Advanced critical care concepts
• Frequency of line and tubing changes
• Frequency of endotracheal tube rotation
• Frequency of ICP and cerebral perfusion pressure (CPP) measurements
• Frequency of measurements (e.g., cardiac outputs and indexes)
• Frequency of weighing the patient
• Frequency of chest radiographs, electrocardiograms, and laboratory studies
• Use of a continuous cardiac output type of PA catheter
• Use of warming devices for intravenous fluids or blood products
• Frequency of, and ability to perform and manage, the calculation of oxygen consumption, oxygen demand, oxygen extraction ratios, and other elements of oxyhemodynamic calculations (“oxy-calcs”)

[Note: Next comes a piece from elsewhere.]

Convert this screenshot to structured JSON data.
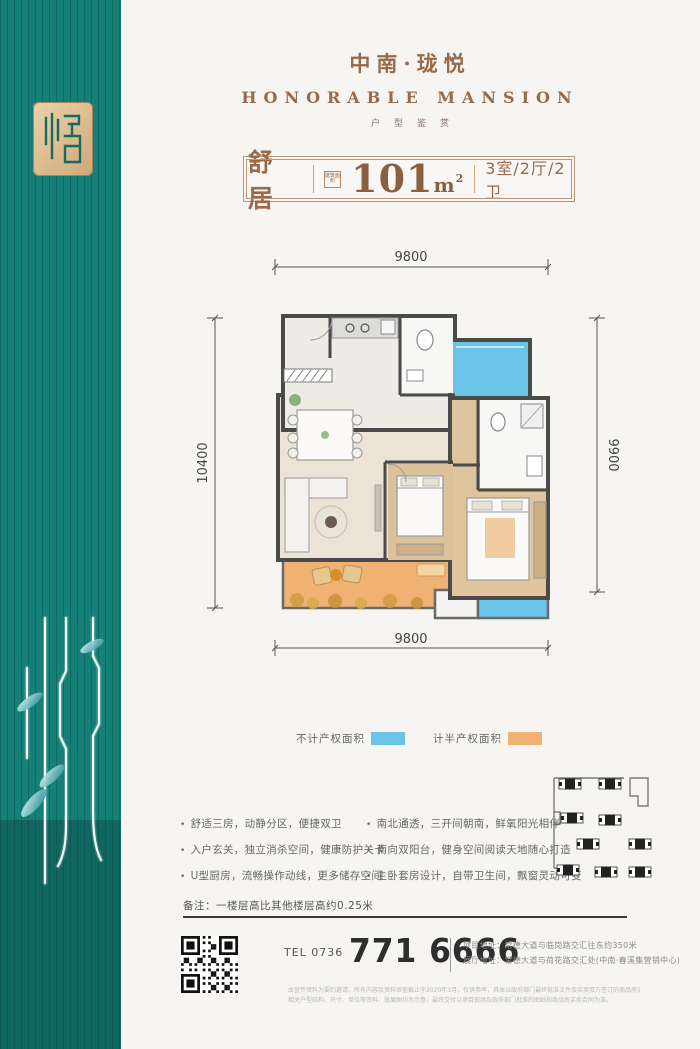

• Various modes of mechanical ventilation, including pressure-controlled ventilation
• Use of and care of the patient with continuous infusions of muscle relaxants and twitch monitors
• Competency with protocols in the prevention of ventilatory-acquired pneumonia
• Competency/knowledge of protocols in the prevention of deep vein thrombosis
Creating A specialized critical care resource for the PACU
Many PACUs across the country care for ICU patients sporadically. This situation occurs when the hospital census is high or when a surgical emergency presents. Specialized critical care educational resources strategically provide the PACU nurse with expert advisors when the critical time arises. This resourceful method can be accomplished in several ways. First, the PACU can recruit expertise from the unit. Second, the nurse manager may elect to request key leadership staff to orient and become competent and proficient in managing the care of specific patient populations.